Koalisi sayap kanan Netanyahu masih tertinggal dari blok oposisi utama dalam jajak pendapat, dan ia kemungkinan masih akan kalah dalam pemilu jika pemilu diadakan besok. Namun survei terbaru menunjukkan kesenjangan tersebut telah berkurang lebih dari setengahnya sejak bulan Oktober. Peringkat persetujuan pribadinya naik tipis hingga 37 persen, hanya lima poin lebih rendah dari saingan utamanya, Benny Gantz – salah satu margin terkecil sejak dimulainya perang.

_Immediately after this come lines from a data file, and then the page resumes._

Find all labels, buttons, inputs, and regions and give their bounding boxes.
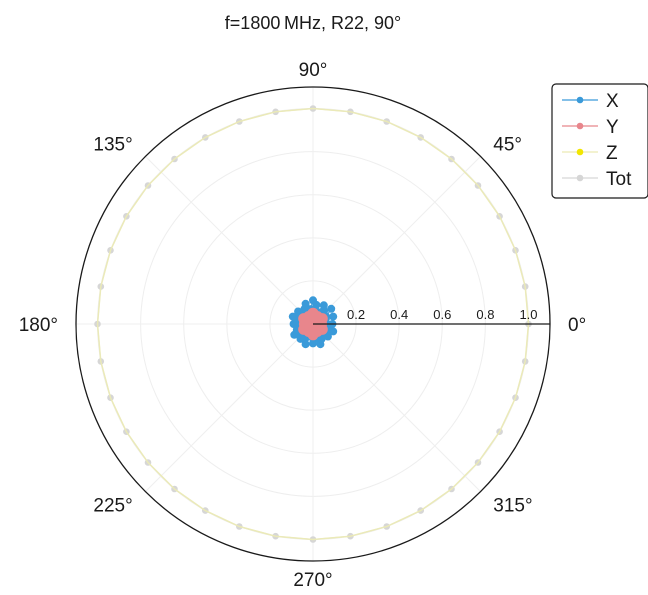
grid-spoke bbox=[145, 323, 314, 492]
legend-marker-y bbox=[576, 122, 584, 130]
legend-marker-z bbox=[576, 148, 584, 156]
radial-tick-label-1: 0.4 bbox=[390, 307, 408, 322]
radial-tick-label-0: 0.2 bbox=[347, 307, 365, 322]
angle-labels: 0° 45° 90° 135° 180° 225° 270° 315° bbox=[19, 60, 586, 591]
angle-label-90: 90° bbox=[299, 60, 328, 81]
legend-label-y: Y bbox=[606, 117, 619, 138]
radial-tick-label-3: 0.8 bbox=[476, 307, 494, 322]
point-x-21 bbox=[290, 330, 299, 339]
point-x-4 bbox=[327, 304, 336, 313]
point-x-25 bbox=[301, 340, 310, 349]
grid-spoke bbox=[312, 323, 481, 492]
radial-axis: 0.2 0.4 0.6 0.8 1.0 bbox=[75, 86, 551, 562]
point-x-6 bbox=[319, 301, 328, 310]
point-x-35 bbox=[326, 323, 334, 331]
legend-marker-tot bbox=[576, 174, 584, 182]
grid-spoke bbox=[145, 156, 314, 325]
angle-label-180: 180° bbox=[19, 315, 58, 336]
legend-marker-x bbox=[576, 96, 584, 104]
point-y-15 bbox=[310, 321, 322, 333]
radial-tick-label-2: 0.6 bbox=[433, 307, 451, 322]
point-x-2 bbox=[329, 312, 338, 321]
grid-spoke bbox=[312, 156, 481, 325]
angle-label-225: 225° bbox=[93, 495, 132, 516]
legend-label-tot: Tot bbox=[606, 169, 632, 190]
angle-label-0: 0° bbox=[568, 315, 586, 336]
series-line-z bbox=[96, 107, 530, 541]
chart-title: f=1800 MHz, R22, 90° bbox=[225, 13, 401, 33]
radial-tick-label-4: 1.0 bbox=[519, 307, 537, 322]
angle-label-315: 315° bbox=[493, 495, 532, 516]
legend-box bbox=[551, 83, 648, 199]
point-x-18 bbox=[289, 320, 298, 328]
legend-label-z: Z bbox=[606, 143, 618, 164]
point-x-9 bbox=[309, 296, 317, 305]
angle-label-135: 135° bbox=[93, 135, 132, 156]
angle-label-270: 270° bbox=[293, 570, 332, 591]
legend: XYZ Tot bbox=[551, 83, 648, 199]
angle-label-45: 45° bbox=[493, 135, 522, 156]
legend-label-x: X bbox=[606, 91, 619, 112]
series-layer bbox=[94, 105, 532, 543]
outer-circle bbox=[75, 86, 551, 562]
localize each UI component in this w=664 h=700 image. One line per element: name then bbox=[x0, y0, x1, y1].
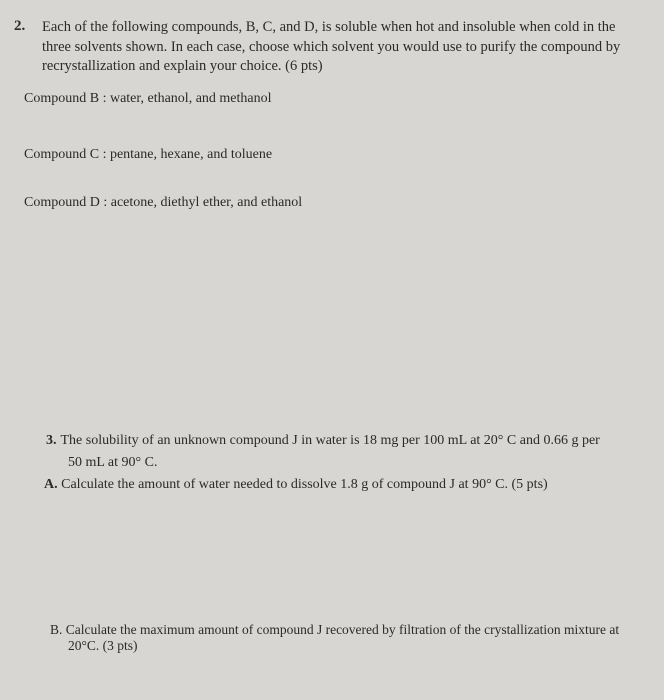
q3-part-a: A. Calculate the amount of water needed … bbox=[44, 477, 640, 493]
part-a-text: Calculate the amount of water needed to … bbox=[61, 477, 548, 492]
q3-part-b-line2: 20°C. (3 pts) bbox=[68, 638, 640, 654]
q2-number: 2. bbox=[14, 18, 25, 35]
question-2: 2. Each of the following compounds, B, C… bbox=[34, 18, 640, 211]
q3-prompt-line1: 3. The solubility of an unknown compound… bbox=[48, 431, 640, 451]
question-3: 3. The solubility of an unknown compound… bbox=[48, 431, 640, 654]
compound-d-line: Compound D : acetone, diethyl ether, and… bbox=[24, 195, 640, 211]
q3-number: 3. bbox=[46, 433, 57, 449]
part-a-label: A. bbox=[44, 477, 58, 492]
q3-text-line1: The solubility of an unknown compound J … bbox=[61, 433, 600, 448]
compound-c-line: Compound C : pentane, hexane, and toluen… bbox=[24, 147, 640, 163]
q3-part-b-line1: B. Calculate the maximum amount of compo… bbox=[50, 621, 640, 639]
compound-b-line: Compound B : water, ethanol, and methano… bbox=[24, 91, 640, 107]
q3-text-line2: 50 mL at 90° C. bbox=[68, 455, 640, 471]
q2-prompt: Each of the following compounds, B, C, a… bbox=[42, 18, 640, 77]
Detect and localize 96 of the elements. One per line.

Para analis mengaitkan pemulihan terbatas ini dengan konflik Israel dengan Iran, yang pernah menjadi perang rahasia yang berubah menjadi konfrontasi terbuka bulan ini setelah Israel menyerang kompleks diplomatik Iran di Suriah dan menewaskan tujuh orang. Serangan tersebut mendorong Iran untuk membalas dengan serangan langsung pertamanya ke tanah Israel akhir pekan lalu, dan kemudian Israel membalas di Iran pada hari Jumat.

Setidaknya untuk saat ini, ketegangan tersebut telah mengalihkan perhatian domestik dari kegagalan Netanyahu dalam perang melawan Hamas di Gaza, dan justru memperkuat kekuatan Netanyahu.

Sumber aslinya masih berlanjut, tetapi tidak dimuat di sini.